Mulch is a layer of material applied to the surface of soil to protect and enrich it. It is used in a variety of horticultural settings, from small home gardens to large commercial nurseries. Mulch can be made from a wide range of natural or synthetic materials, each with its own unique properties and benefits.
Organic mulches, such as wood chips, leaves, straw, or bark, are made from plant materials that will eventually decompose and enrich the soil as they break down. These mulches can be made from a variety of sources, including trees, shrubs, and grasses. To make organic mulch, the raw materials are first collected and processed. This can involve chipping, shredding, or grinding the materials to create a more uniform product. The processed materials are then screened to remove any contaminants or debris, and they are often dyed or treated with a variety of chemicals to enhance their color or durability.
The capital equipment costs to manufacture mulch can be intensive. Equipment needed to chip, shred, and grind mulch can range from $1,000 to $100,000+ depending on the scale mulch needed to be made, the target market that will be served, and the growth targets of the manufacturer. In addition, equipment is needed to move raw materials and the finished product such as trucks and conveyor belts.
Inorganic mulches, such as plastic or rubber, are made from synthetic materials that do not decompose. These mulches are typically made from recycled materials, and they are often chosen for their ability to suppress weeds, conserve moisture, and reduce the need for irrigation.

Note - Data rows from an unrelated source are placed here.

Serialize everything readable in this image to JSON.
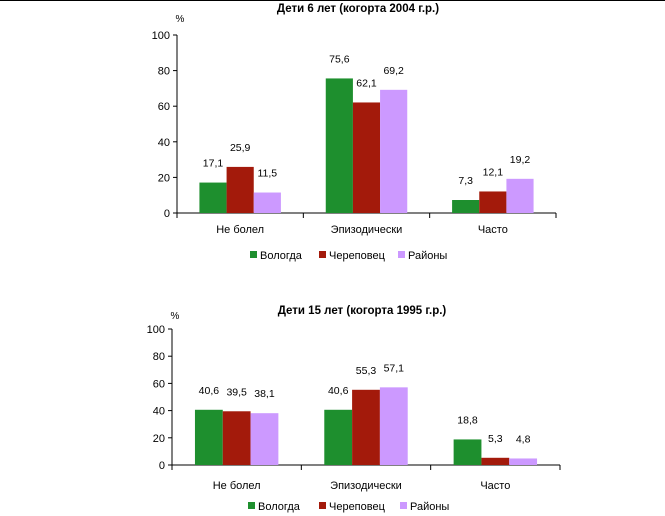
{
  "chart_data": [
    {
      "type": "bar",
      "title": "Дети 6 лет (когорта 2004 г.р.)",
      "ylabel": "%",
      "ylim": [
        0,
        100
      ],
      "yticks": [
        "0",
        "20",
        "40",
        "60",
        "80",
        "100"
      ],
      "categories": [
        "Не болел",
        "Эпизодически",
        "Часто"
      ],
      "series": [
        {
          "name": "Вологда",
          "values": [
            17.1,
            75.6,
            7.3
          ],
          "labels": [
            "17,1",
            "75,6",
            "7,3"
          ],
          "color": "#1e8f2e"
        },
        {
          "name": "Череповец",
          "values": [
            25.9,
            62.1,
            12.1
          ],
          "labels": [
            "25,9",
            "62,1",
            "12,1"
          ],
          "color": "#a31a0b"
        },
        {
          "name": "Районы",
          "values": [
            11.5,
            69.2,
            19.2
          ],
          "labels": [
            "11,5",
            "69,2",
            "19,2"
          ],
          "color": "#cc99ff"
        }
      ],
      "grid": false,
      "legend": "bottom"
    },
    {
      "type": "bar",
      "title": "Дети 15 лет (когорта 1995 г.р.)",
      "ylabel": "%",
      "ylim": [
        0,
        100
      ],
      "yticks": [
        "0",
        "20",
        "40",
        "60",
        "80",
        "100"
      ],
      "categories": [
        "Не болел",
        "Эпизодически",
        "Часто"
      ],
      "series": [
        {
          "name": "Вологда",
          "values": [
            40.6,
            40.6,
            18.8
          ],
          "labels": [
            "40,6",
            "40,6",
            "18,8"
          ],
          "color": "#1e8f2e"
        },
        {
          "name": "Череповец",
          "values": [
            39.5,
            55.3,
            5.3
          ],
          "labels": [
            "39,5",
            "55,3",
            "5,3"
          ],
          "color": "#a31a0b"
        },
        {
          "name": "Районы",
          "values": [
            38.1,
            57.1,
            4.8
          ],
          "labels": [
            "38,1",
            "57,1",
            "4,8"
          ],
          "color": "#cc99ff"
        }
      ],
      "grid": false,
      "legend": "bottom"
    }
  ]
}
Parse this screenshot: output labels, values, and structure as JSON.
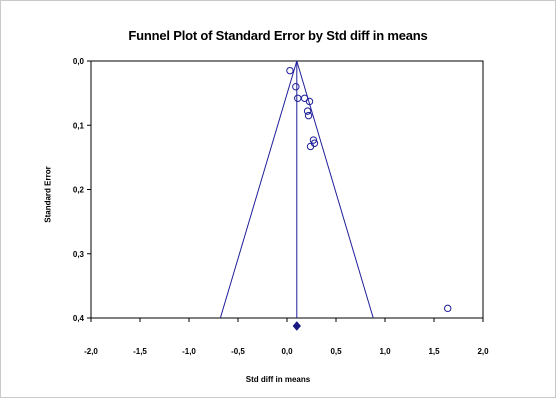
{
  "chart_data": {
    "type": "scatter",
    "title": "Funnel Plot of Standard Error by Std diff in means",
    "xlabel": "Std diff in means",
    "ylabel": "Standard Error",
    "xlim": [
      -2.0,
      2.0
    ],
    "ylim": [
      0.0,
      0.4
    ],
    "y_inverted": true,
    "x_ticks": [
      "-2,0",
      "-1,5",
      "-1,0",
      "-0,5",
      "0,0",
      "0,5",
      "1,0",
      "1,5",
      "2,0"
    ],
    "y_ticks": [
      "0,0",
      "0,1",
      "0,2",
      "0,3",
      "0,4"
    ],
    "x_tick_values": [
      -2.0,
      -1.5,
      -1.0,
      -0.5,
      0.0,
      0.5,
      1.0,
      1.5,
      2.0
    ],
    "y_tick_values": [
      0.0,
      0.1,
      0.2,
      0.3,
      0.4
    ],
    "points": [
      {
        "x": 0.03,
        "y": 0.015
      },
      {
        "x": 0.09,
        "y": 0.04
      },
      {
        "x": 0.11,
        "y": 0.058
      },
      {
        "x": 0.18,
        "y": 0.058
      },
      {
        "x": 0.23,
        "y": 0.063
      },
      {
        "x": 0.21,
        "y": 0.078
      },
      {
        "x": 0.22,
        "y": 0.085
      },
      {
        "x": 0.27,
        "y": 0.123
      },
      {
        "x": 0.28,
        "y": 0.128
      },
      {
        "x": 0.24,
        "y": 0.133
      },
      {
        "x": 1.64,
        "y": 0.385
      }
    ],
    "combined_effect": 0.1,
    "funnel": {
      "apex": [
        0.1,
        0.0
      ],
      "left_base": [
        -0.68,
        0.4
      ],
      "right_base": [
        0.88,
        0.4
      ]
    },
    "grid": false,
    "colors": {
      "lines": "#1f1f99",
      "points": "#1f1f99",
      "diamond": "#1a1a80",
      "axes": "#000000"
    }
  }
}
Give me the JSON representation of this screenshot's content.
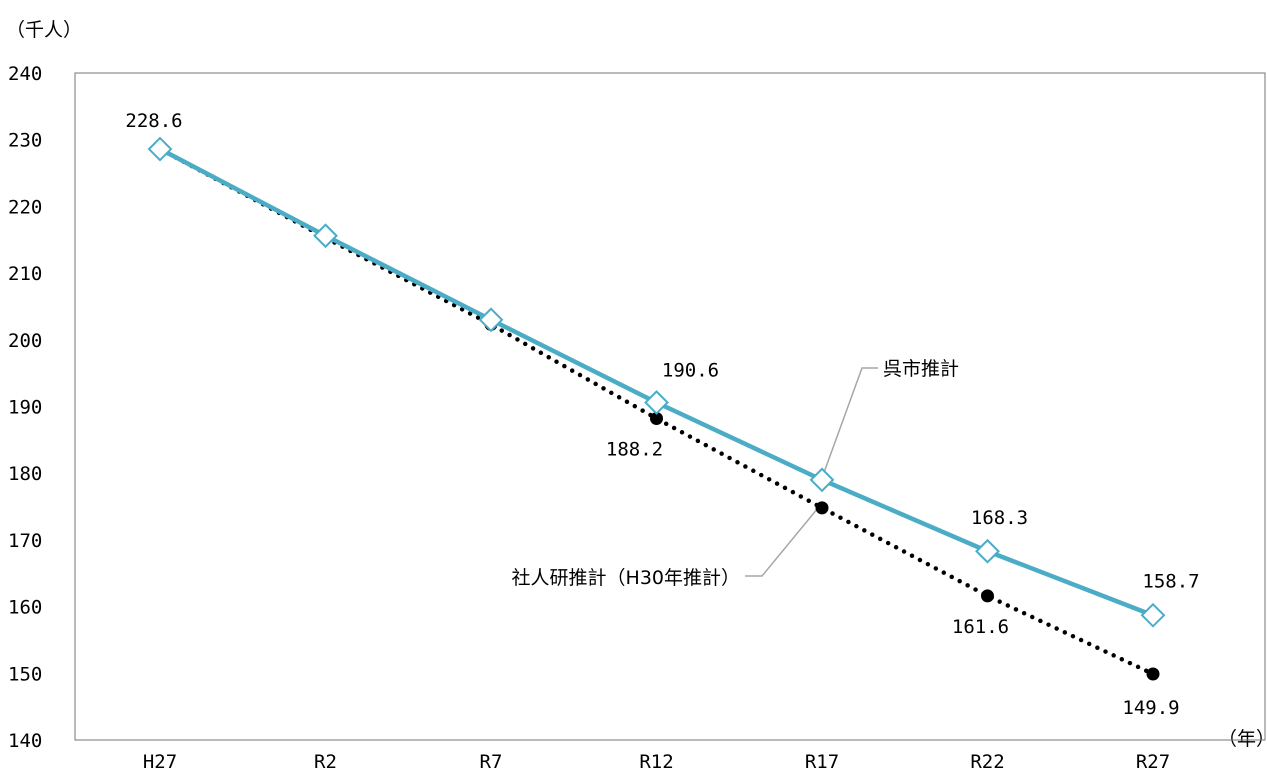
{
  "chart_data": {
    "type": "line",
    "y_unit_label": "（千人）",
    "x_unit_label": "（年）",
    "categories": [
      "H27",
      "R2",
      "R7",
      "R12",
      "R17",
      "R22",
      "R27"
    ],
    "ylim": [
      140,
      240
    ],
    "yticks": [
      140,
      150,
      160,
      170,
      180,
      190,
      200,
      210,
      220,
      230,
      240
    ],
    "grid": false,
    "series": [
      {
        "name": "呉市推計",
        "values": [
          228.6,
          215.6,
          203.0,
          190.6,
          179.0,
          168.3,
          158.7
        ],
        "color": "#4bacc6",
        "line_style": "solid",
        "marker": "open-diamond",
        "labeled_values": [
          {
            "index": 0,
            "text": "228.6"
          },
          {
            "index": 3,
            "text": "190.6"
          },
          {
            "index": 5,
            "text": "168.3"
          },
          {
            "index": 6,
            "text": "158.7"
          }
        ]
      },
      {
        "name": "社人研推計（H30年推計）",
        "values": [
          228.6,
          215.3,
          202.3,
          188.2,
          174.8,
          161.6,
          149.9
        ],
        "color": "#000000",
        "line_style": "dotted",
        "marker": "filled-circle",
        "labeled_values": [
          {
            "index": 3,
            "text": "188.2"
          },
          {
            "index": 5,
            "text": "161.6"
          },
          {
            "index": 6,
            "text": "149.9"
          }
        ]
      }
    ]
  }
}
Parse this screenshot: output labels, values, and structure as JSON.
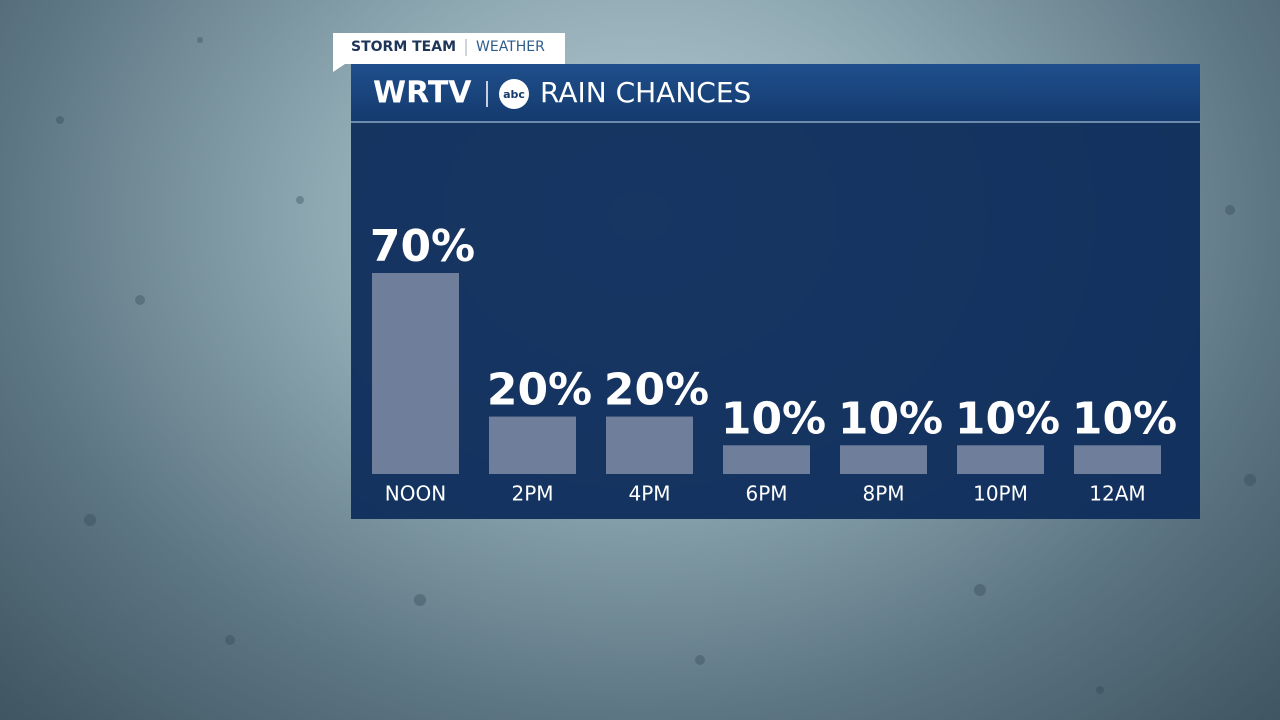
{
  "chart_data": {
    "type": "bar",
    "tag": [
      "STORM TEAM",
      "WEATHER"
    ],
    "brand": "WRTV",
    "network": "abc",
    "title": "RAIN CHANCES",
    "categories": [
      "NOON",
      "2PM",
      "4PM",
      "6PM",
      "8PM",
      "10PM",
      "12AM"
    ],
    "values": [
      70,
      20,
      20,
      10,
      10,
      10,
      10
    ],
    "value_labels": [
      "70%",
      "20%",
      "20%",
      "10%",
      "10%",
      "10%",
      "10%"
    ],
    "color": "#6f7f9b"
  }
}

To make inorganic mulch, the raw materials are first collected and cleaned to remove any contaminants or debris. The materials are then melted down and extruded into thin sheets or rolls, which are then cut into the desired size and shape. Inorganic mulches are often treated with UV inhibitors to help them resist fading and deterioration over time.
Whether made from organic or synthetic materials, mulch plays a vital role in helping plants and gardens to thrive.